Missing Hikers Emerge After Night On Mt. Washington
Oct. 10, 1988
MOUNT WASHINGTON, (AP) _ Three lightly clad hikers emerged safe today after 24 hours in snow, fog and wind on Mount Washington, where the wind-chill at the summit was 17 below zero this morning.
The three ignored advice from a shelter caretaker on the 6,288-foot mountain Sunday evening and continued toward the summit, said Peter Crane, a member of the staff at a mountaintop weather observatory.
A search official, Michael Torrey of the Appalachian Mountain Club, said the three - and a companion who turned back part way - probably set out from Pinkham Notch on the eastern side of the Northeast's tallest mountain at about 2 p.m. Sunday.
He said the hikers had no rain gear or warm clothes and were wearing blue jeans and poor boots. One had a sweatshirt, another a sweater and the third a parka. Their only provisions were two apples and a soda bottle full of water.

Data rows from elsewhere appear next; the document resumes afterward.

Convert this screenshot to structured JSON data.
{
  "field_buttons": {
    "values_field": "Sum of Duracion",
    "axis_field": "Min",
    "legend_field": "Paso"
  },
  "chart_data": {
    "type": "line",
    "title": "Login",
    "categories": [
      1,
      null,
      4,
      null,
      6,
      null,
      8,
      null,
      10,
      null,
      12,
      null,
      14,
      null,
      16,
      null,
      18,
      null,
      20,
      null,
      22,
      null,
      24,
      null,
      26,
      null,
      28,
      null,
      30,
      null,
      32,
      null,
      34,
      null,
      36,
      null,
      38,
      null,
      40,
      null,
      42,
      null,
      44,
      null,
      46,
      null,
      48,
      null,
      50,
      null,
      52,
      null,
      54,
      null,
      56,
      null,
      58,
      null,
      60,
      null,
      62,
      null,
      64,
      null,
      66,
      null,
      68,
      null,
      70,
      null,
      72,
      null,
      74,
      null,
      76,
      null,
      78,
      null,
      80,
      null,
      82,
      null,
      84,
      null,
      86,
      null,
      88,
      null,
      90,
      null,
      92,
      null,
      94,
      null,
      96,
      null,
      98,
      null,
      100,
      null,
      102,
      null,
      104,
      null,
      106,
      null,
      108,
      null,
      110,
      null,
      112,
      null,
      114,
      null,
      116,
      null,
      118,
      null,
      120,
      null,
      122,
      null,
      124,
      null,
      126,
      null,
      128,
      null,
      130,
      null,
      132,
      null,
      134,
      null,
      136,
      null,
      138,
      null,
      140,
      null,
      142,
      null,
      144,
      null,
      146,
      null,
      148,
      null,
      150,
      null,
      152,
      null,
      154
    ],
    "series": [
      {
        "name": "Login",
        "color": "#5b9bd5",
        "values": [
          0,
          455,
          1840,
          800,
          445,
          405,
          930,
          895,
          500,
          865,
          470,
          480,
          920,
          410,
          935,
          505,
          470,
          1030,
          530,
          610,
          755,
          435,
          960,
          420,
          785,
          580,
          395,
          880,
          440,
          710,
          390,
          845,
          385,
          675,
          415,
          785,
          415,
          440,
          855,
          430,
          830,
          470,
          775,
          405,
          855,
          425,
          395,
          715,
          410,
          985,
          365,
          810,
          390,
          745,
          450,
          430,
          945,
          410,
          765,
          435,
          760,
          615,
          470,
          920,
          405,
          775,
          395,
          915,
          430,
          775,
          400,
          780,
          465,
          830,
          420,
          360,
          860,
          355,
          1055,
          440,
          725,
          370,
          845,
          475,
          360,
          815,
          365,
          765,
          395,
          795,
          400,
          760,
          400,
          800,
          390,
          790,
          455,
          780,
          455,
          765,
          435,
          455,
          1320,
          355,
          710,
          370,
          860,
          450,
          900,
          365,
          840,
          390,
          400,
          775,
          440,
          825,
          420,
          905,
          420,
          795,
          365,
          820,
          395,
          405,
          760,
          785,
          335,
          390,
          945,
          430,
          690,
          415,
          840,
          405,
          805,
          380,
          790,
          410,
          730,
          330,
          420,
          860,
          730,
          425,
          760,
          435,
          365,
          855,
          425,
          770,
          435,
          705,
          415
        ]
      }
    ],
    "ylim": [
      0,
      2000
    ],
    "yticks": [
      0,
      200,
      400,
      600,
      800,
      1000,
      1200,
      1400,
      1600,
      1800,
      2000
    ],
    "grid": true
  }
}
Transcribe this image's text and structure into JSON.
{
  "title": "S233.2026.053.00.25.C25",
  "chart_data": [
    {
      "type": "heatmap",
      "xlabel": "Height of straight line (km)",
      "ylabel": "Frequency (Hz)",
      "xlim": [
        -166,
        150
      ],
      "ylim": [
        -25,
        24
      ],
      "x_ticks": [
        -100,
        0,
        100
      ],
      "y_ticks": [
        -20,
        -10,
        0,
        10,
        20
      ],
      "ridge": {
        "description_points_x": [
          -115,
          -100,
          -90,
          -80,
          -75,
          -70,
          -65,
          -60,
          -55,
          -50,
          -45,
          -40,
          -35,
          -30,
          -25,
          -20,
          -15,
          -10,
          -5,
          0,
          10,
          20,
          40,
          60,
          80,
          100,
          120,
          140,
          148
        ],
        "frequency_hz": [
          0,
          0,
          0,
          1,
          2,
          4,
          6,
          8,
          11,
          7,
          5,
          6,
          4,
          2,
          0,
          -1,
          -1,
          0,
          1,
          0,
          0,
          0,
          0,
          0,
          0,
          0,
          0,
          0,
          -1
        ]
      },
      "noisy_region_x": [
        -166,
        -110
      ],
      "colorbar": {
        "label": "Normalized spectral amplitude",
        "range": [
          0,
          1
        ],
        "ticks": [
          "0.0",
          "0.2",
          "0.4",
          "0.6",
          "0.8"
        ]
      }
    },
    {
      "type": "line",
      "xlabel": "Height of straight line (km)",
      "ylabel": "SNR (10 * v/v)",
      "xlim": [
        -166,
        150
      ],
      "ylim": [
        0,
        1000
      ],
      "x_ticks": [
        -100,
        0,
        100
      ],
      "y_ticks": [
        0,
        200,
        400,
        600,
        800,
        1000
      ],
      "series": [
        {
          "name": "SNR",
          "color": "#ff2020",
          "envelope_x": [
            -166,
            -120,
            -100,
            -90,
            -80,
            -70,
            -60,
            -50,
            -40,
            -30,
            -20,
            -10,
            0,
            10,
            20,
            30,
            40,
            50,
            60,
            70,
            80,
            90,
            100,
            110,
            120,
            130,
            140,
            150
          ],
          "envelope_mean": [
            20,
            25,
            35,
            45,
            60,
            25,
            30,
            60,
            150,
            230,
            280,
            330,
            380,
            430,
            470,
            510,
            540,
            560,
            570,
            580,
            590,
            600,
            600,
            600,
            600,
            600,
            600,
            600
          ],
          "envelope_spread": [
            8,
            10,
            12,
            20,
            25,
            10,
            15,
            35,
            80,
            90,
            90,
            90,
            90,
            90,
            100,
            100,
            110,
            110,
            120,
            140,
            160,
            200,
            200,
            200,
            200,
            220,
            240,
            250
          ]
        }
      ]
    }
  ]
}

Maj. Henry Mock of the state Fish and Game Department said they reached Crawford Notch, a pass on the western side of the mountain, around 2 p.m. in good condition.
He identified them as Steve Sardella, 20, of Marlboro, Mass.; Matt Dube, 21, of Bethany, Conn.; and Andy Stewart, 23, of Syosset, New York. He said the man who turned back is Noel Bouvier of Boston.

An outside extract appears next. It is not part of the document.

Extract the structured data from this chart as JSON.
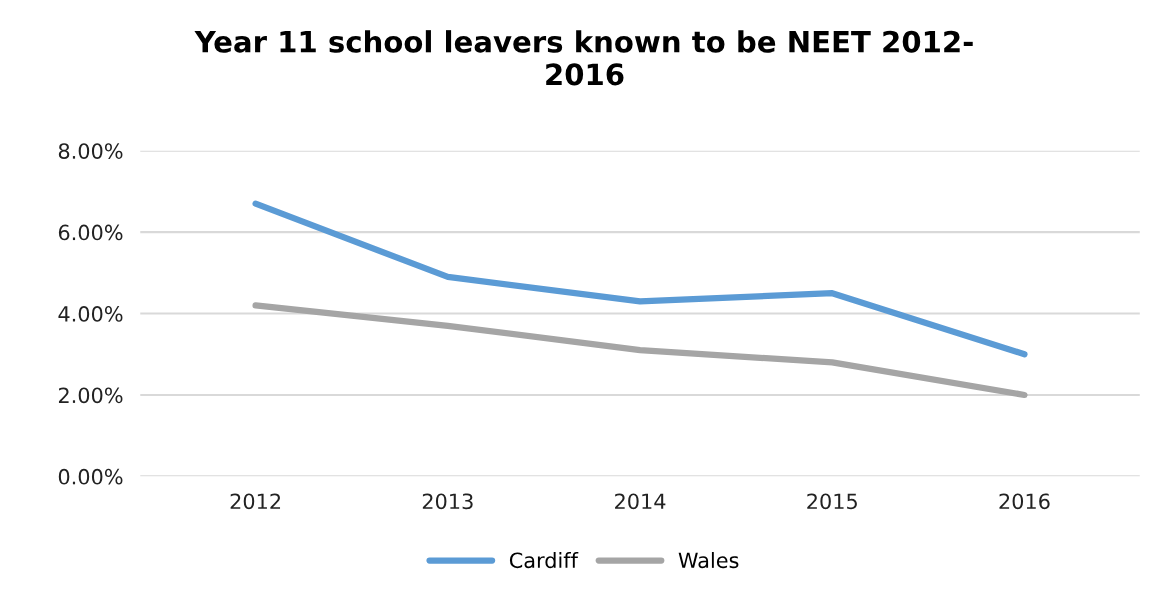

Washington is notorious for severe and quickly changing weather.
''To survive in that kind of weather conditions, you have to be very well equipped,'' Mock said before the three were found.
Fish and game employees and volunteers helped search for the men, but weather conditions were too poor to send out planes, officials said.
Inexperienced hikers frequently get into trouble in the White Mountains because the weather changes quickly and is much harsher at higher elevations than at trailheads in valleys below.
The 6,288-foot mountain has some of the worst weather on Earth. Snow has fallen on the summit in every month, and numerous hikers have died after getting lost in blowing snow and fog in the past century.